The South African economy is already in a consumer-led downturn that is yet to bottom, and economic growth may have declined to below two percent in the third quarter compared with 4.9 percent in the second quarter of 2008, says chief economist from Sanlam, Jac Laubscher.

Laubscher also feels the global financial crisis has "opened up various channels" through which the downturn could be aggravated.

"Export volumes and values could be further suppressed, with a negative impact on the current account. South Africa's terms of trade could decline – the price of platinum has, in fact, fallen much more than that of oil – and capital inflows could come under more pressure," he notes.

Laubscher says net foreign sales of SA equities and bonds have amounted to more than R20-billion since September 2007.

"South Africa is nevertheless fortunate to have such a low level of foreign debt at this point in time. A weaker rand could keep inflation elevated for longer in spite of lower oil prices, delaying the expected decline in interest rates," he says.

Force households to rein in spending

Declining asset prices, together with high debt levels, could force households to rein in spending even more.

"Weaker demand will cause businesses to delay capacity expansion, suppressing capital spending. However, continued infrastructure spend will help to underpin the economy even though it cannot compensate for all the other negative influences, and the disciplined fiscal policy of recent years puts South Africa in a position to act contra-cyclically now by announcing a expansionary budget on 21 October," says Laubscher.

Like their global counterparts, South African companies will also face pressure on their earnings.

"In spite of reasonable to even cheap valuations, local equities will struggle to perform in a global bear market.

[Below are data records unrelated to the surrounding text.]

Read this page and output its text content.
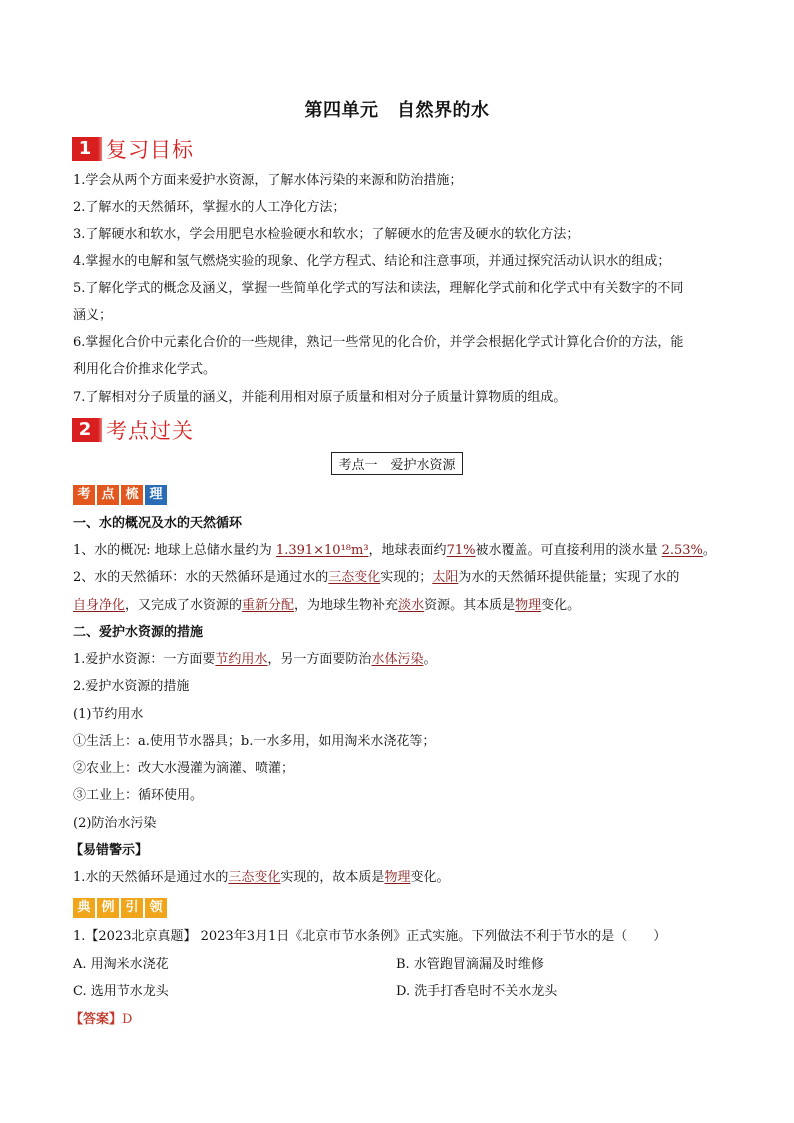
第四单元　自然界的水
1 复习目标
1.学会从两个方面来爱护水资源，了解水体污染的来源和防治措施；
2.了解水的天然循环，掌握水的人工净化方法；
3.了解硬水和软水，学会用肥皂水检验硬水和软水；了解硬水的危害及硬水的软化方法；
4.掌握水的电解和氢气燃烧实验的现象、化学方程式、结论和注意事项，并通过探究活动认识水的组成；
5.了解化学式的概念及涵义，掌握一些简单化学式的写法和读法，理解化学式前和化学式中有关数字的不同
涵义；
6.掌握化合价中元素化合价的一些规律，熟记一些常见的化合价，并学会根据化学式计算化合价的方法，能
利用化合价推求化学式。
7.了解相对分子质量的涵义，并能利用相对原子质量和相对分子质量计算物质的组成。
2 考点过关
考点一　爱护水资源
考 点 梳 理
一、水的概况及水的天然循环
1、水的概况: 地球上总储水量约为 1.391×10¹⁸m³，地球表面约71%被水覆盖。可直接利用的淡水量 2.53%。
2、水的天然循环：水的天然循环是通过水的三态变化实现的；太阳为水的天然循环提供能量；实现了水的
自身净化，又完成了水资源的重新分配，为地球生物补充淡水资源。其本质是物理变化。
二、爱护水资源的措施
1.爱护水资源：一方面要节约用水，另一方面要防治水体污染。
2.爱护水资源的措施
(1)节约用水
①生活上：a.使用节水器具；b.一水多用，如用淘米水浇花等；
②农业上：改大水漫灌为滴灌、喷灌；
③工业上：循环使用。
(2)防治水污染
【易错警示】
1.水的天然循环是通过水的三态变化实现的，故本质是物理变化。
典 例 引 领
1.【2023北京真题】 2023年3月1日《北京市节水条例》正式实施。下列做法不利于节水的是（　　）
A. 用淘米水浇花	B. 水管跑冒滴漏及时维修
C. 选用节水龙头	D. 洗手打香皂时不关水龙头
【答案】D
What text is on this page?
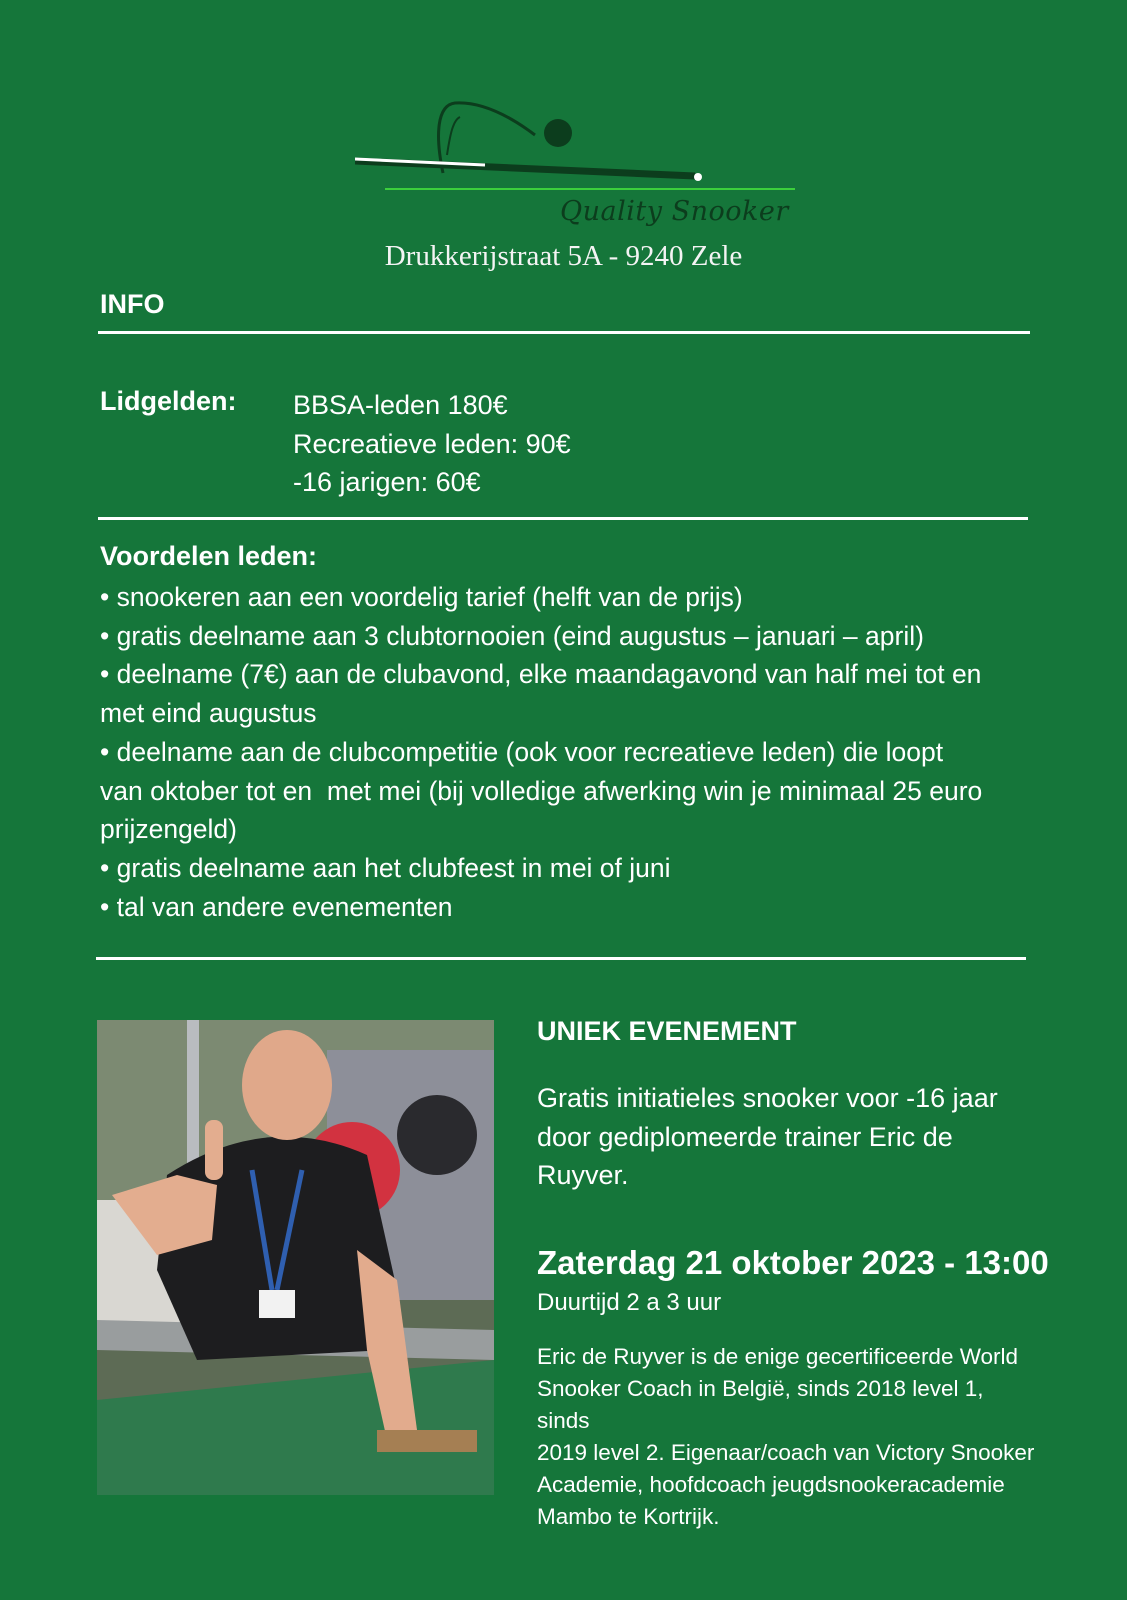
Quality Snooker
Drukkerijstraat 5A - 9240 Zele
INFO
Lidgelden: BBSA-leden 180€
Recreatieve leden: 90€
-16 jarigen: 60€
Voordelen leden:
• snookeren aan een voordelig tarief (helft van de prijs)
• gratis deelname aan 3 clubtornooien (eind augustus – januari – april)
• deelname (7€) aan de clubavond, elke maandagavond van half mei tot en
met eind augustus
• deelname aan de clubcompetitie (ook voor recreatieve leden) die loopt
van oktober tot en  met mei (bij volledige afwerking win je minimaal 25 euro
prijzengeld)
• gratis deelname aan het clubfeest in mei of juni
• tal van andere evenementen
UNIEK EVENEMENT
Gratis initiatieles snooker voor -16 jaar
door gediplomeerde trainer Eric de
Ruyver.
Zaterdag 21 oktober 2023 - 13:00
Duurtijd 2 a 3 uur
Eric de Ruyver is de enige gecertificeerde World
Snooker Coach in België, sinds 2018 level 1, sinds
2019 level 2. Eigenaar/coach van Victory Snooker
Academie, hoofdcoach jeugdsnookeracademie
Mambo te Kortrijk.
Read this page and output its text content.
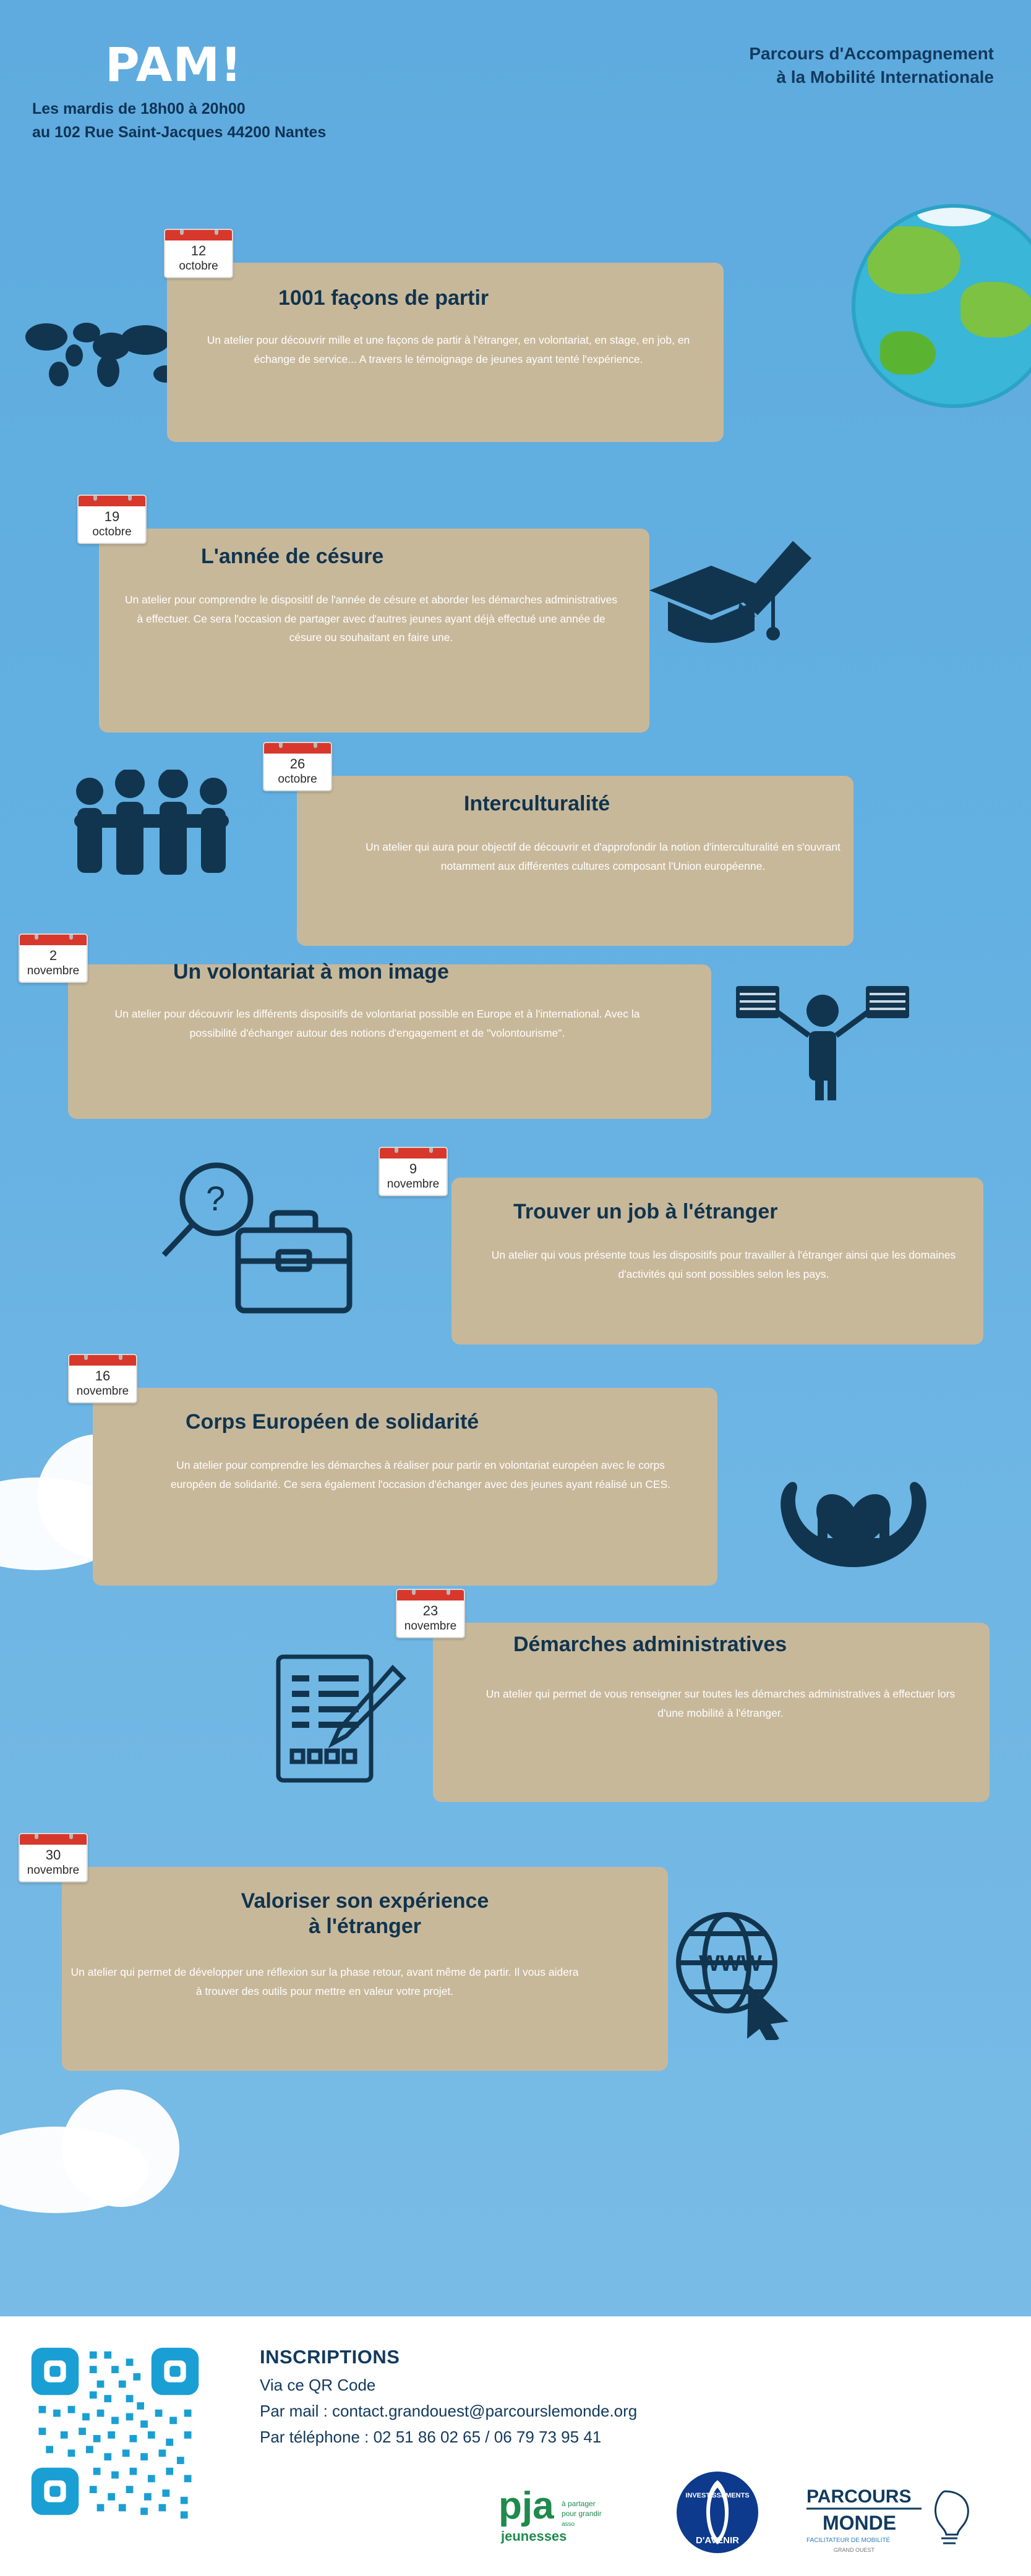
PAM!	Parcours d'Accompagnement
à la Mobilité Internationale
Les mardis de 18h00 à 20h00
au 102 Rue Saint-Jacques 44200 Nantes
12
octobre
1001 façons de partir
Un atelier pour découvrir mille et une façons de partir à l'étranger, en volontariat, en stage, en job, en échange de service... A travers le témoignage de jeunes ayant tenté l'expérience.
19
octobre
L'année de césure
Un atelier pour comprendre le dispositif de l'année de césure et aborder les démarches administratives à effectuer. Ce sera l'occasion de partager avec d'autres jeunes ayant déjà effectué une année de césure ou souhaitant en faire une.
26
octobre
Interculturalité
Un atelier qui aura pour objectif de découvrir et d'approfondir la notion d'interculturalité en s'ouvrant notamment aux différentes cultures composant l'Union européenne.
2
novembre	Un volontariat à mon image
Un atelier pour découvrir les différents dispositifs de volontariat possible en Europe et à l'international. Avec la possibilité d'échanger autour des notions d'engagement et de "volontourisme".
9
novembre
Trouver un job à l'étranger
Un atelier qui vous présente tous les dispositifs pour travailler à l'étranger ainsi que les domaines d'activités qui sont possibles selon les pays.
?
16
novembre
Corps Européen de solidarité
Un atelier pour comprendre les démarches à réaliser pour partir en volontariat européen avec le corps européen de solidarité. Ce sera également l'occasion d'échanger avec des jeunes ayant réalisé un CES.
23
novembre
Démarches administratives
Un atelier qui permet de vous renseigner sur toutes les démarches administratives à effectuer lors d'une mobilité à l'étranger.
30
novembre
Valoriser son expérience
à l'étranger
Un atelier qui permet de développer une réflexion sur la phase retour, avant même de partir. Il vous aidera à trouver des outils pour mettre en valeur votre projet.
WWW
INSCRIPTIONS
Via ce QR Code
Par mail : contact.grandouest@parcourslemonde.org
Par téléphone : 02 51 86 02 65 / 06 79 73 95 41
pja à partager
pour grandir
asso
jeunesses
INVESTISSEMENTS
D'AVENIR
PARCOURS
MONDE
FACILITATEUR DE MOBILITÉ
GRAND OUEST
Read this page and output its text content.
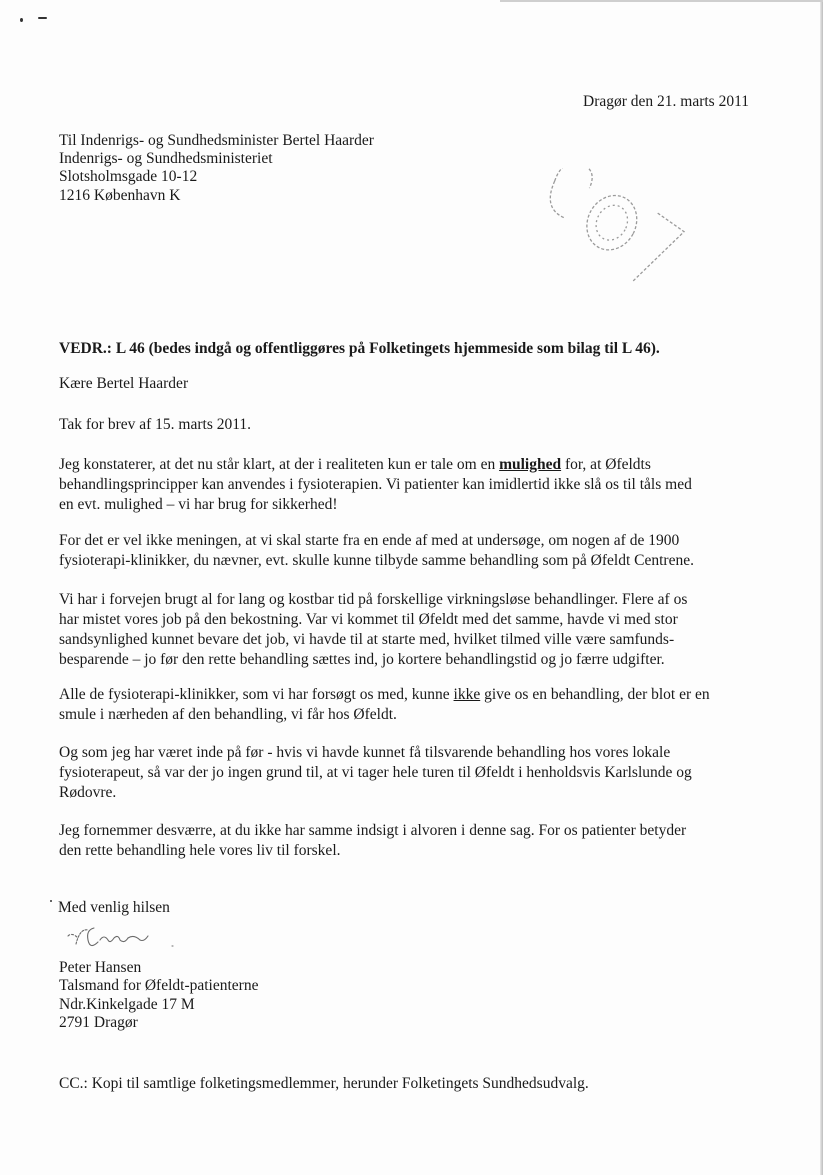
Dragør den 21. marts 2011

Til Indenrigs- og Sundhedsminister Bertel Haarder

Indenrigs- og Sundhedsministeriet

Slotsholmsgade 10-12

1216 København K

CO7

VEDR.: L 46 (bedes indgå og offentliggøres på Folketingets hjemmeside som bilag til L 46).

Kære Bertel Haarder

Tak for brev af 15. marts 2011.

Jeg konstaterer, at det nu står klart, at der i realiteten kun er tale om en mulighed for, at Øfeldts
behandlingsprincipper kan anvendes i fysioterapien. Vi patienter kan imidlertid ikke slå os til tåls med
en evt. mulighed – vi har brug for sikkerhed!
For det er vel ikke meningen, at vi skal starte fra en ende af med at undersøge, om nogen af de 1900
fysioterapi-klinikker, du nævner, evt. skulle kunne tilbyde samme behandling som på Øfeldt Centrene.
Vi har i forvejen brugt al for lang og kostbar tid på forskellige virkningsløse behandlinger. Flere af os
har mistet vores job på den bekostning. Var vi kommet til Øfeldt med det samme, havde vi med stor
sandsynlighed kunnet bevare det job, vi havde til at starte med, hvilket tilmed ville være samfunds-
besparende – jo før den rette behandling sættes ind, jo kortere behandlingstid og jo færre udgifter.
Alle de fysioterapi-klinikker, som vi har forsøgt os med, kunne ikke give os en behandling, der blot er en
smule i nærheden af den behandling, vi får hos Øfeldt.
Og som jeg har været inde på før - hvis vi havde kunnet få tilsvarende behandling hos vores lokale
fysioterapeut, så var der jo ingen grund til, at vi tager hele turen til Øfeldt i henholdsvis Karlslunde og
Rødovre.
Jeg fornemmer desværre, at du ikke har samme indsigt i alvoren i denne sag. For os patienter betyder
den rette behandling hele vores liv til forskel.

Med venlig hilsen

Peter Hansen

Peter Hansen

Talsmand for Øfeldt-patienterne

Ndr.Kinkelgade 17 M

2791 Dragør

CC.: Kopi til samtlige folketingsmedlemmer, herunder Folketingets Sundhedsudvalg.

Bond yields are being held up by still high inflation, although they are discounting the probability that monetary policy tightening has reached its end," he explains.

In addition to the global financial turmoil, South African investors are faced with political uncertainty.

"Regardless of the machinations taking place around individual members of government, the crucial question is policy continuity. The final word on this question will unfortunately not be spoken until the new administration that is to take over in 2009 is well entrenched so that it can be judged on its actions rather than on its words.

"It is therefore best to assume that an uncertain and volatile period still lies ahead. Caution remains the watchword," concludes Laubscher.